Pierwotnie Polak planował pomóc swojej drużynie z Coventry w środowym (16 marca) meczu z Poole Pirates, ale ostatecznie wylądował na kozetce u fizjoterapeuty. Mimo kilkudniowej przymusowej przerwy, Kasprzak pozostał w Anglii i być może już w piątek (18 marca) będzie gotowy do jazdy. Podobnie jak on, za granicą przebywają obcokrajowcy Stali. Na Wyspach jest Duńczyk Niels Kristian Iversen, a w Wittstocku sprawdzają motocykle Słoweniec Matej Zagar i rodak „Puka” Michael Jepsen Jensen.
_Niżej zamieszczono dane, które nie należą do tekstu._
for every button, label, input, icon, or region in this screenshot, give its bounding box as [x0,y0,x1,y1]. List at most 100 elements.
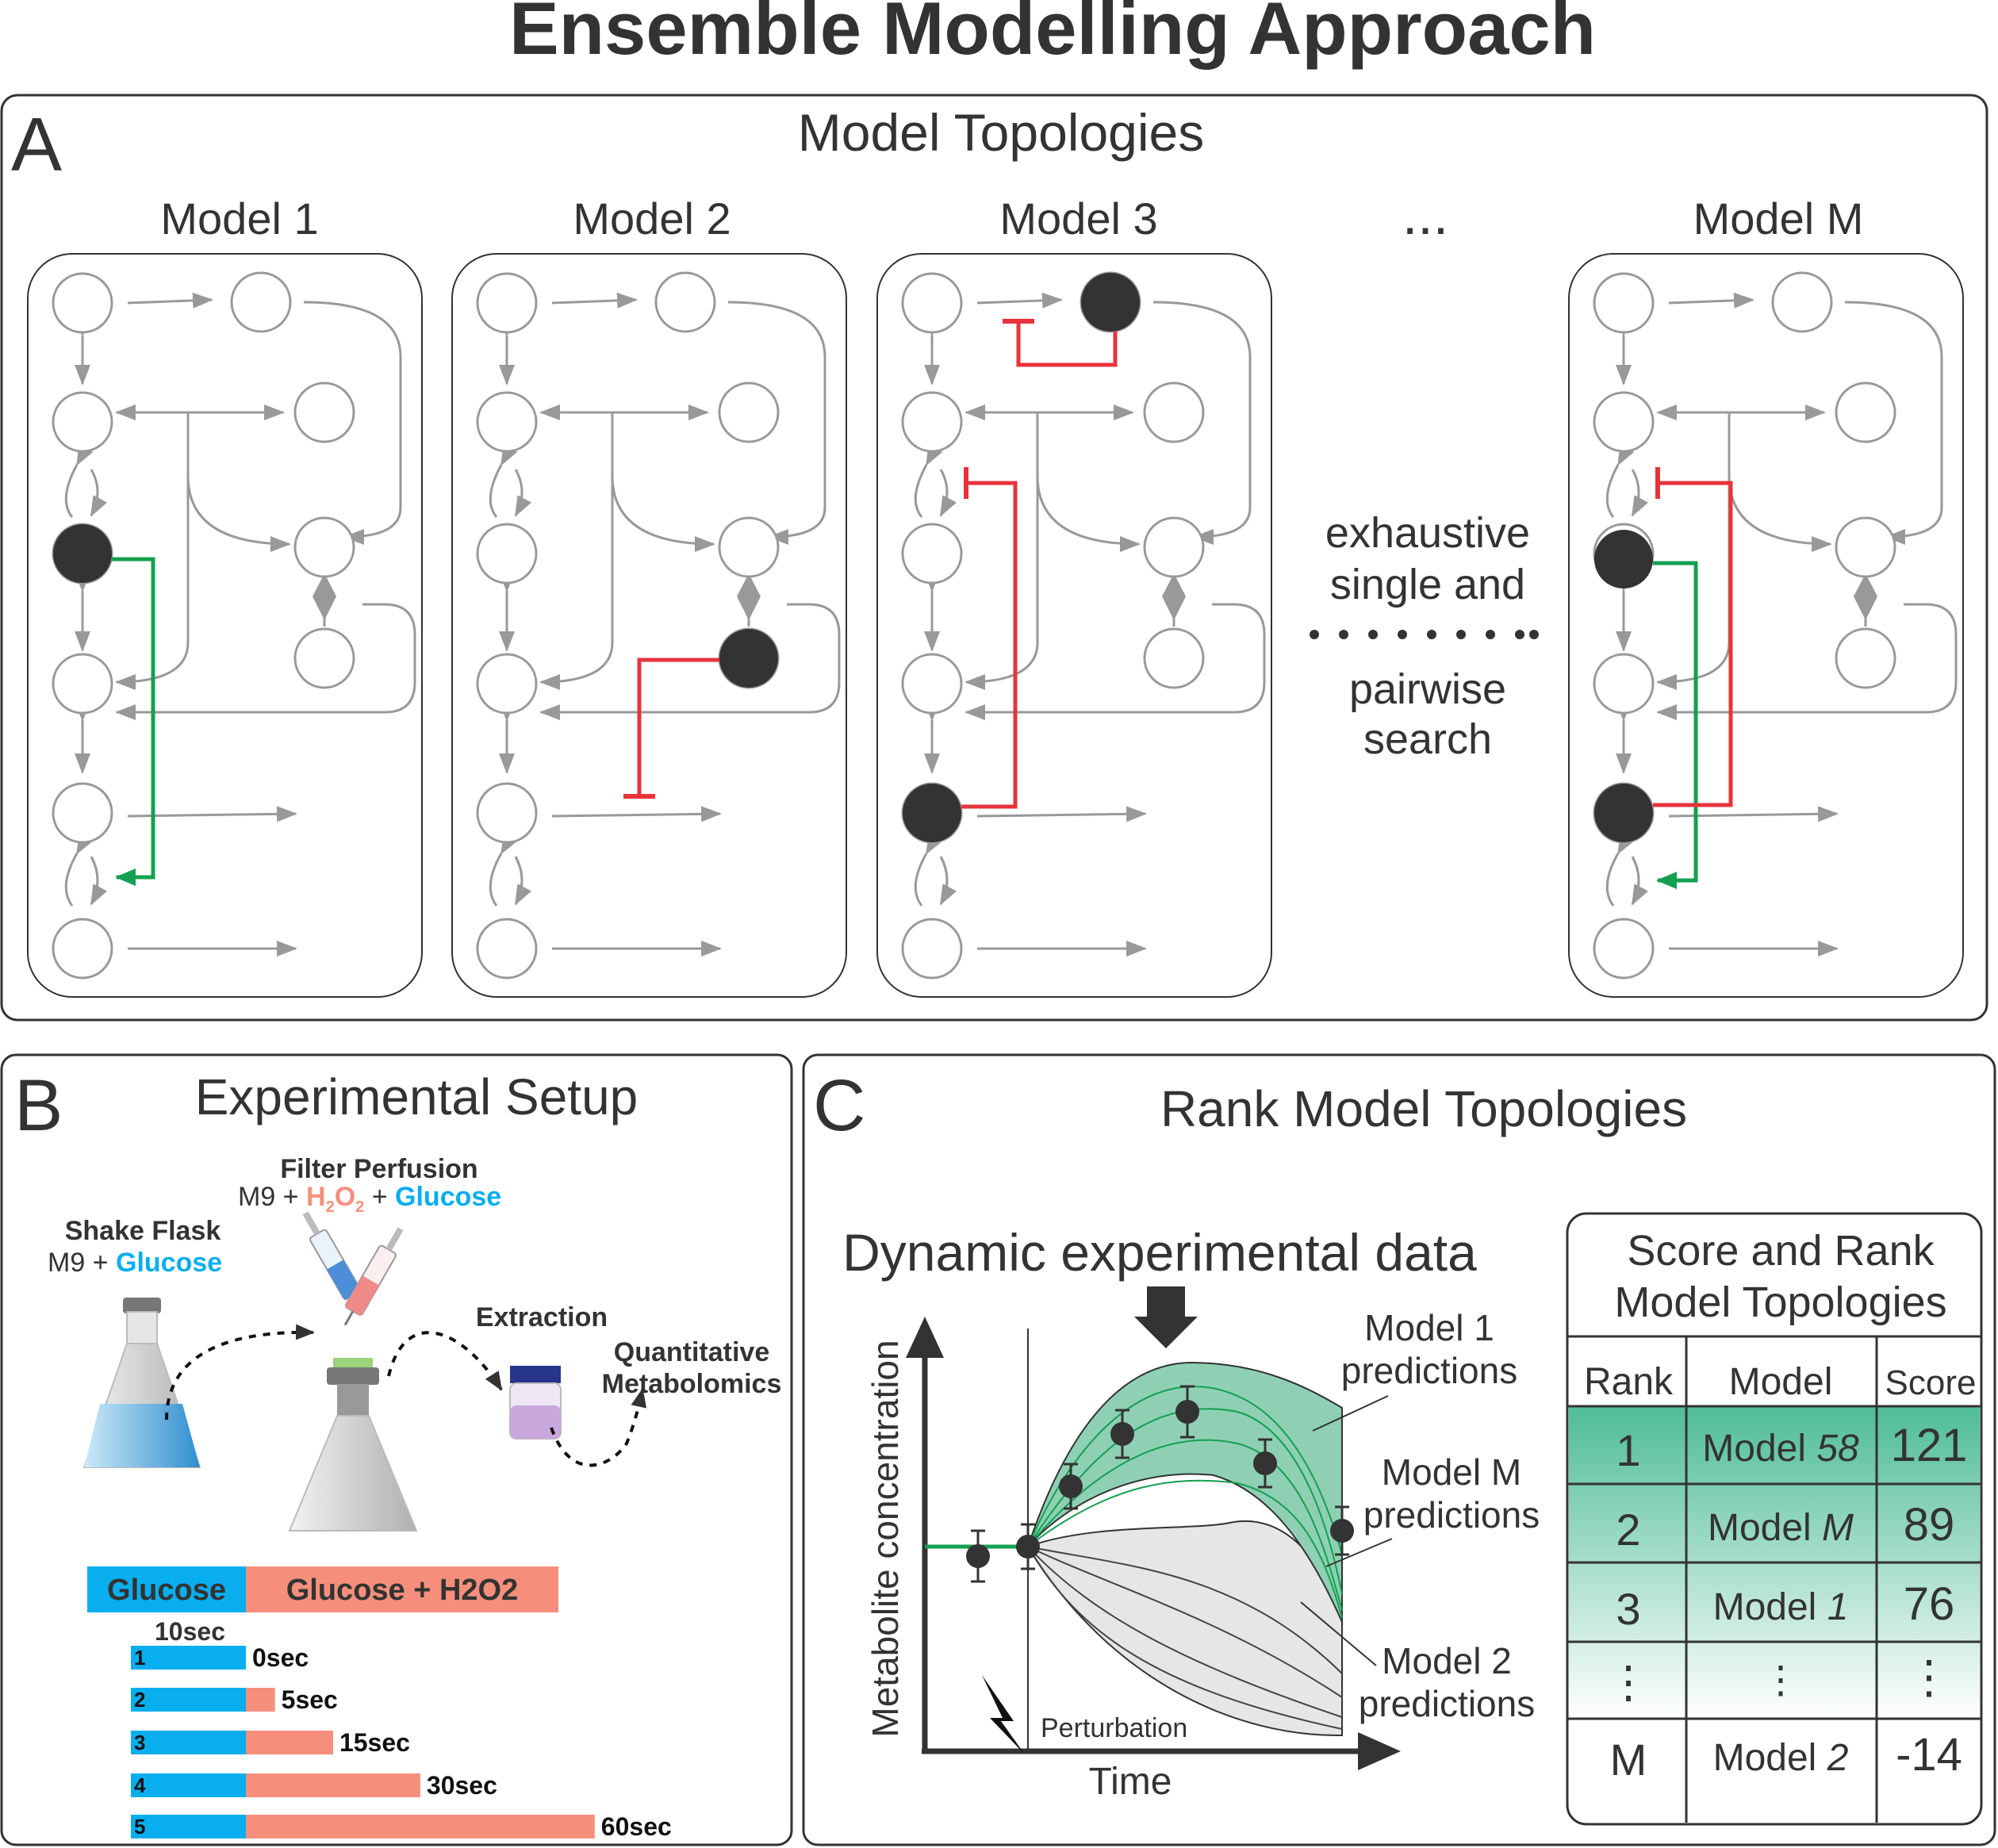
main-title: Ensemble Modelling Approach [509,0,1596,70]
shake-flask-icon [82,1298,201,1468]
syringe-red-icon [343,1227,404,1326]
timepoint-pre-bar [131,1815,246,1838]
table-cell-rank: ⋮ [1606,1657,1651,1707]
active-node [53,524,112,583]
pred1-leader [1312,1395,1389,1432]
active-node [1594,530,1653,589]
glucose-bar [87,1566,246,1612]
table-header-score: Score [1885,1363,1977,1402]
table-header-rank: Rank [1584,1361,1674,1403]
table-cell-score: ⋮ [1906,1651,1952,1703]
data-point [1016,1535,1040,1559]
filter-media-label: M9 + H2O2 + Glucose [238,1182,501,1216]
data-point [1330,1519,1354,1543]
y-axis-arrow [906,1317,944,1358]
data-point [966,1544,990,1568]
lightning-icon [982,1675,1025,1754]
glucose-bar-label: Glucose [107,1574,226,1607]
search-text-line4: search [1363,715,1492,763]
shake-flask-label: Shake Flask [65,1216,221,1246]
table-cell-rank: 3 [1616,1584,1640,1634]
timepoint-pre-bar [131,1773,246,1797]
red-inhibition-edge [1016,321,1118,367]
predM-label-2: predictions [1363,1494,1540,1536]
down-arrow-icon [1134,1286,1198,1348]
panel-a-letter: A [11,102,62,187]
data-point [1175,1400,1199,1424]
flow-arrow-2 [387,1331,503,1391]
panel-c-letter: C [813,1065,865,1146]
table-cell-model: Model 58 [1702,1428,1859,1470]
predM-label-1: Model M [1382,1451,1521,1493]
timepoint-id: 4 [134,1773,146,1797]
data-point [1110,1422,1134,1446]
model-3-label: Model 3 [999,194,1157,243]
dynamic-data-title: Dynamic experimental data [842,1223,1477,1282]
table-cell-model: Model 1 [1713,1586,1849,1628]
model-1-topology [28,254,422,997]
timepoint-id: 1 [134,1646,145,1670]
dotted-separator [1310,630,1539,639]
search-text-line2: single and [1330,561,1525,608]
panel-a: A Model Topologies Model 1 Model 2 Model… [0,94,1988,1022]
table-cell-score: 76 [1904,1578,1955,1630]
model-2-prediction-lines [1027,1546,1343,1730]
panel-b-letter: B [14,1065,63,1146]
timepoint-pre-bar [131,1688,246,1712]
active-node [903,784,961,842]
pred2-label-2: predictions [1359,1683,1535,1724]
timepoint-pre-bar [131,1731,246,1754]
timepoint-pre-bar [131,1646,246,1670]
active-node [1081,273,1140,332]
quant-label-2: Metabolomics [602,1369,782,1399]
table-cell-score: -14 [1896,1729,1962,1781]
model-m-label: Model M [1693,194,1864,243]
perturbation-label: Perturbation [1041,1713,1187,1743]
timepoint-label: 15sec [339,1728,410,1757]
timepoint-id: 5 [134,1815,145,1838]
table-cell-rank: 2 [1616,1505,1640,1555]
x-axis-arrow [1358,1732,1401,1770]
timepoint-id: 2 [134,1688,145,1712]
timepoint-h2o2-bar [246,1773,420,1797]
table-cell-model: Model M [1708,1507,1854,1549]
timepoint-label: 30sec [427,1771,497,1800]
panel-a-frame [0,94,1988,1022]
data-points [966,1385,1354,1583]
red-inhibition-edge [961,481,1018,809]
y-axis-label: Metabolite concentration [865,1340,906,1737]
model-2-prediction-band [1026,1520,1343,1737]
table-cell-rank: M [1610,1735,1647,1785]
table-title-1: Score and Rank [1627,1227,1935,1275]
pred1-label-2: predictions [1341,1350,1517,1391]
shake-media-label: M9 + Glucose [48,1248,222,1278]
x-axis-label: Time [1089,1761,1172,1803]
predM-leader [1325,1538,1393,1567]
pred2-leader [1300,1601,1377,1666]
green-activation-edge [112,557,155,886]
quant-label-1: Quantitative [614,1337,769,1367]
timepoint-id: 3 [134,1731,145,1754]
duration-10sec-label: 10sec [155,1617,225,1646]
panel-c-heading: Rank Model Topologies [1160,1080,1687,1137]
active-node [719,629,778,688]
panel-b-heading: Experimental Setup [195,1068,639,1125]
filter-flask-icon [288,1358,418,1532]
panel-c-frame [802,1053,1996,1846]
flow-arrow-3 [550,1388,647,1467]
extraction-vial-icon [509,1366,562,1440]
model-1-prediction-lines [1027,1386,1343,1619]
red-inhibition-edge [637,658,719,795]
panel-c: C Rank Model Topologies Dynamic experime… [802,1053,1996,1846]
model-1-label: Model 1 [160,194,318,243]
table-cell-score: 121 [1891,1420,1968,1471]
table-cell-model: Model 2 [1713,1737,1849,1779]
data-point [1059,1474,1083,1498]
table-rows: 1 Model 58 121 2 Model M 89 3 Model 1 76 ⋮ ⋮ ⋮ M Mode… [1606,1420,1967,1785]
model-3-topology [877,254,1271,997]
search-text-line1: exhaustive [1325,509,1530,557]
timepoint-h2o2-bar [246,1815,595,1838]
pred2-label-1: Model 2 [1382,1640,1512,1681]
search-text-line3: pairwise [1349,665,1506,713]
active-node [1594,784,1653,842]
Za to Polacy trenowali w poniedziałek (14 marca) w Pile.
Stalowcy planowali pierwszy trening w Gorzowie jeszcze w tym tygodniu, ale to mało realne
Do Wielkopolski nasi mieli udać się niemal w komplecie już w piątek (11 marca), ale wówczas na przeszkodzie stanęła pogoda (m.in. został odwołany sparing z pierwszoligową Polonią Piła). Na początku tego tygodnia na stadionie przy ul. Bydgoskiej jeździli Bartosz Zmarzlik, Adrian Cyfer, Tomasz Gapiński i Przemysław Pawlicki.
Mimo trudnych warunków (w nocy był przymrozek i w ciągu dnia na torze pojawiła się woda), gorzowianie byli zadowoleni. Nie było jednak mowy o ściganiu, a tylko spokojnej jeździe. Ponieważ wciąż brakuje słońca, odwołany został wtorkowy (15 marca) wyjazd do Piły - tor potrzebuje trochę czasu, aby znów można było na nim startować. Jak zatem stalowcy spędzą drugą część tygodnia?
- Wszyscy nasi zawodnicy są w rytmie mocno treningowym. Staram się to wszystko układać w taki sposób, żeby niepotrzebnie nie naciągać ich na koszty i kilometry, które trzeba zrobić, by dojechać. Mamy informacje z różnych ośrodków, z którymi jesteśmy zaprzyjaźnieni, także wszyscy będą mieli jeszcze możliwość jazdy w najbliższym czasie - powiedział Chomski w wywiadzie na stronie klubowej żółto-niebieskich.
Nasz szkoleniowiec odniósł się też do ewentualnych sparingów. - Odbędą się wtedy, gdy uznamy je za potrzebne. Swoje mecze mam już zaplanowane, a jeżeli coś wcześniej się odbędzie, to pod warunkiem, że poziom treningowy i sportowy zawodników będzie wystarczający, by spokojnie wejść w rytm startowy. Warunki torowe też muszą być w miarę przyzwoite. Nic na siłę - dodał gorzowianin.
Kiedy stalowcy będą trenowali z kolei na „Jancarzu”? Uzależnione jest to wyłącznie od pogody. Jeśli nie będzie przymrozków i opadów, to niewykluczone, że najpóźniej w piątek (18 marca) Zmarzlik i spółka odpalą sprzęt na domowym obiekcie. Póki co, jeszcze w środę (16 marca) skorzystają z gościnnego toru w Wittstocku.